With the lessons learned in the factory we decided to take John the Rover to Open Sauce** and see how the concept works on a crowded event. If you’ve never heard of it, Open Sauce is the ultimate tech expo for makers and tech influencers so not only the exhibitors are very technical, but the attendees are also quite knowledgeable, and that meant having to deal with new challenges as mischievous tech enthusiast roam every hallway.

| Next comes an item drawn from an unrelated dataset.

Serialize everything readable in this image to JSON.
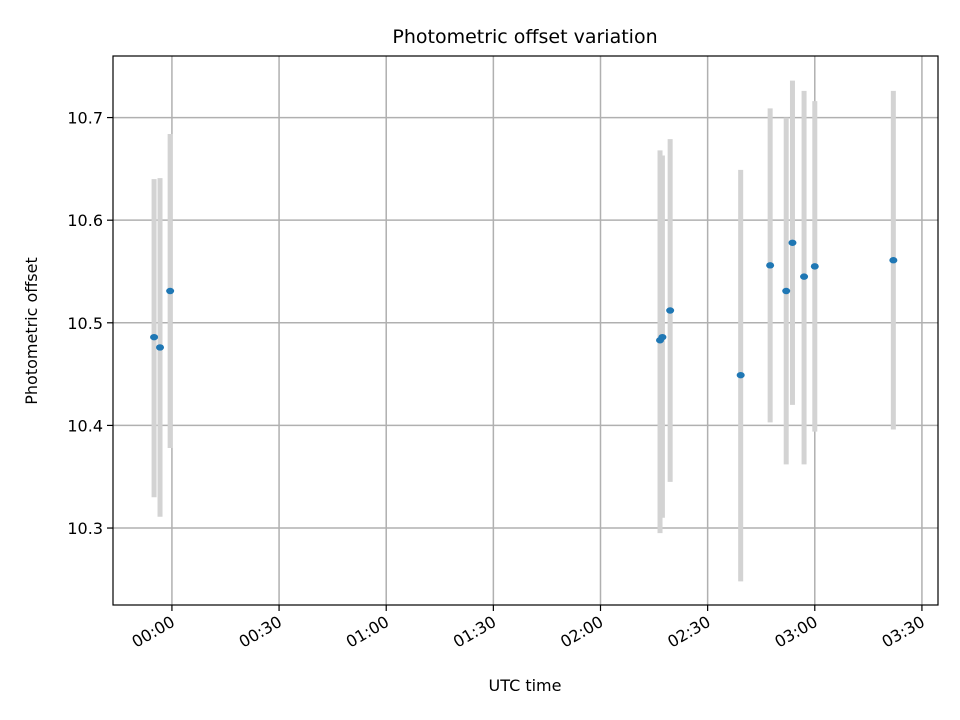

Making John hacker proof, or at least hacker resistant consumed most of my time on the days previous to the event. I hired two servers to separate the scraper from the MQTT broker, and to separate both from my own devices. The scraper ran on Azure, hidden from the rest of the world and the only communication was to my computer and to the MQTT broker that ran on a Linode that I left alone and never connected to my computer. My idea was that anyone who could intercept the messages between the rover and the broker would first have to take control of the Linode to then learn about the Azure, take control of that server and then have anything that could point to my computer. Everything was encrypted, everything used crazy long passwords, and everything was deleted the day after the expo ended. Was I being a bit paranoid? Probably, did I learn a lot about cyber security for this project? Yes!